Blockade of Melanin Synthesis, Activation and Distribution Pathway by a Nonprescription Natural Regimen Is Equally Effective to a Multiple Prescription-Based Therapeutic Regimen
December 2013 | Volume 12 | Issue 12 | Original Article | 1449 | Copyright © December 2013
Carl Thornfeldt MD,a,b Ronald L. Rizer PhD,c Nathan S. Trookman MDd
aCT Derm PC, Fruitland, ID
bEpisciences, Inc., Boise, ID
cThomas J. Stephens & Associates, Colorado Springs, CO
dColorado Springs Dermatology, Canon City, CO
Abstract
BACKGROUND: Disorders characterized by cutaneous hyperpigmentation (HP) are among the most common complaints in dermatologists'
offices. These patients are also some of the most difficult to treat since current therapeutic regimens have high irritation rates
and mediocre efficacy. Moreover, current regimens have the potential to induce post-inflammatory HP (PIH), a secondary disease that
is more difficult to treat.
OBJECTIVE: To measure the effectiveness of a novel blend of primarily natural ingredients that inhibits all but one of the steps in melanin
synthesis, activation and distribution. Three common types of HP were treated and compared with one of the most commonly prescribed
available regimens. This comprises two prescription products and two nonprescription products containing known depigmenting
lightening ingredients.
MATERIALS and METHODS: The initial trial consisted of 56 females of 3 different races were treated in a 3-armed parallel, investigatorblinded
prospective controlled clinical trial of 18 weeks duration. The treatment phase was 12 weeks long, followed by a 6 week, nontreatment
regression phase. This trial was conducted in the winter at over 6,000 feet above sea level. The natural ingredient (NI) blend
consists of two cosmeceutical products together containing 22 ingredients. A second 1-year open trial of 31 panelists of 3 races was
instituted to document continual improvement using both NI products without irritation and sensitization.

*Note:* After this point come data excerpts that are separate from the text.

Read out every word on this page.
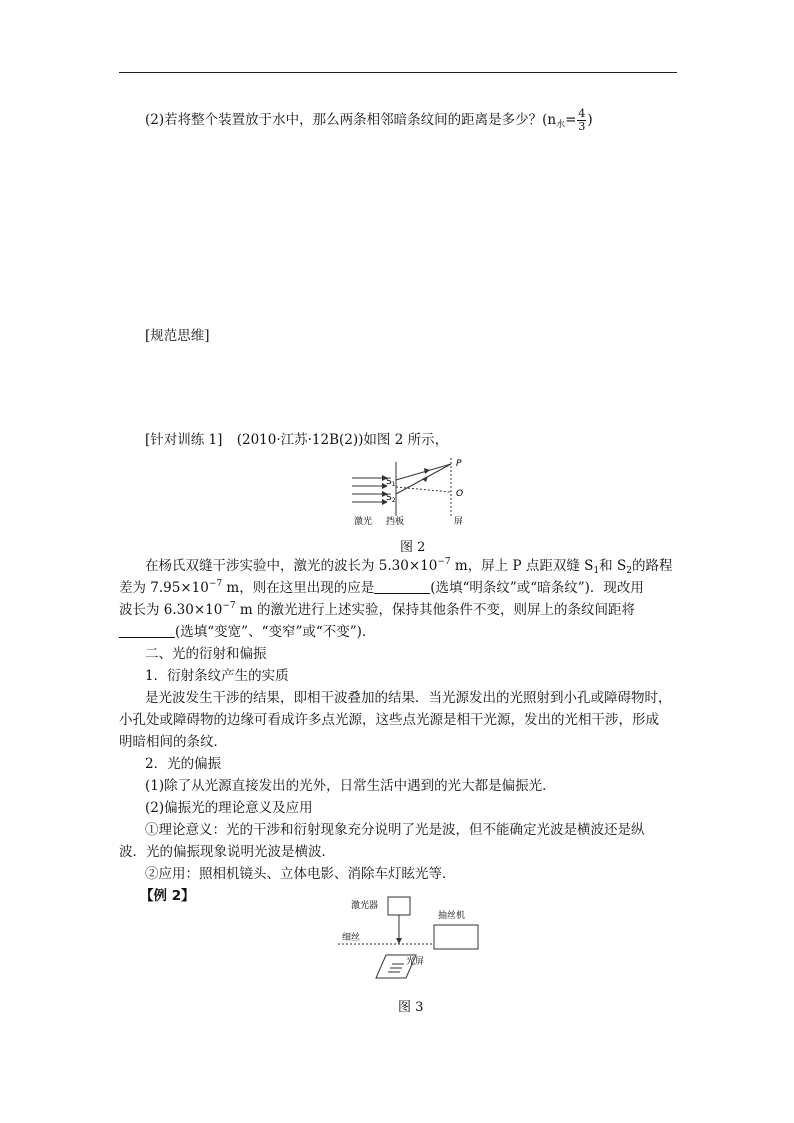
(2)若将整个装置放于水中，那么两条相邻暗条纹间的距离是多少？($n_水= \frac{4}{3}$ )
[规范思维]
[针对训练 1] (2010·江苏·12B(2))如图 2 所示，
$S_1$
$S_2$
P
O
激光 挡板	屏
图 2
在杨氏双缝干涉实验中，激光的波长为 $5.30\times 10^{-7}$ m，屏上 P 点距双缝 $S_1$和 $S_2$的路程
差为 $7.95\times 10^{-7}$ m，则在这里出现的应是	(选填“明条纹”或“暗条纹”)．现改用
波长为 $6.30\times 10^{-7}$ m 的激光进行上述实验，保持其他条件不变，则屏上的条纹间距将
(选填“变宽”、“变窄”或“不变”)．
二、光的衍射和偏振
1．衍射条纹产生的实质
是光波发生干涉的结果，即相干波叠加的结果．当光源发出的光照射到小孔或障碍物时，
小孔处或障碍物的边缘可看成许多点光源，这些点光源是相干光源，发出的光相干涉，形成
明暗相间的条纹．
2．光的偏振
(1)除了从光源直接发出的光外，日常生活中遇到的光大都是偏振光．
(2)偏振光的理论意义及应用
①理论意义：光的干涉和衍射现象充分说明了光是波，但不能确定光波是横波还是纵
波．光的偏振现象说明光波是横波．
②应用：照相机镜头、立体电影、消除车灯眩光等．
【例 2】
激光器
抽丝机
细丝
光屏
图 3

RESULTS: The novel herbal blend regimens had comparable efficacy in treating HP and preventing rebound of mottled HP, dyschromia
and melasma as the commercial regimen containing two prescription products. The 12-month open study demonstrated continued
visible improvement of the HP with NI regimens without irritation and sensitization.
CONCLUSION: The novel primarily natural ingredient product regimens are equally effective in treating three types of cutaneous HP as is
a regimen containing prescription hydroquinone 4%, tretinoin 0.05% and two nonprescription leave on products.
J Drugs Dermatol. 2013;12(12):1449-1454.
INTRODUCTION
Cutaneous HP can produce profound psychosocial impacts
depending upon one’s race and personality. It
is the second most common complaint in dermatologist’s
offices by African American patients, while 11th in frequency
for Caucasians.1-3 The current prescription depigmenting
agents hydroquinone (HQ), retinoic acid or tretinoin (TR)
and corticosteroids (CS) are combined in one product which
is considered to be one of the gold standards for treatment
of HP yet the FDA states that its efficacy is 51%.4 HQ available
as a 4% prescription but compounded extemporaneously up
to 10% has been considered the mainstay for HP therapy. Its
mechanism of action is inhibiting tyrosinase, the rate limiting
enzyme in melanin synthesis, melanocyte cytotoxicity and
modulating melanosome degradation. A regimen consisting
of 4% HQ gel, ascorbic acid, magnesium ascorbyl phosphate and glycolic acid reduced melasma by 63% and 70% at the two
study sites in 8 weeks with 33 panelists.5 A 10-week open clinical
trial conducted at sites who sell this product combined the
gold standard regimen control in this study with a destructive
facial rejuvenation procedure reduced HP by 83%.6 TR at 0.01%
to 0.1% is somewhat effective alone primarily by increasing
the desquamation rate of keratinocytes containing excessive
melanosomes coupled with antioxidant effect. This molecule
and nonprescription retinol are known to increase penetration
of HQ. Third generation prescription retinoids such as tazarotene
and adapalene have similar functionality and efficacy as
TR in treating HP. The CS range in potency from low potency
hydrocortisone, midpotency fluocinolone, triamcinolone and
dexamethasone, to ultra-potent clobetasol. They block activation
of melanin synthesis but induce cutaneous atrophy.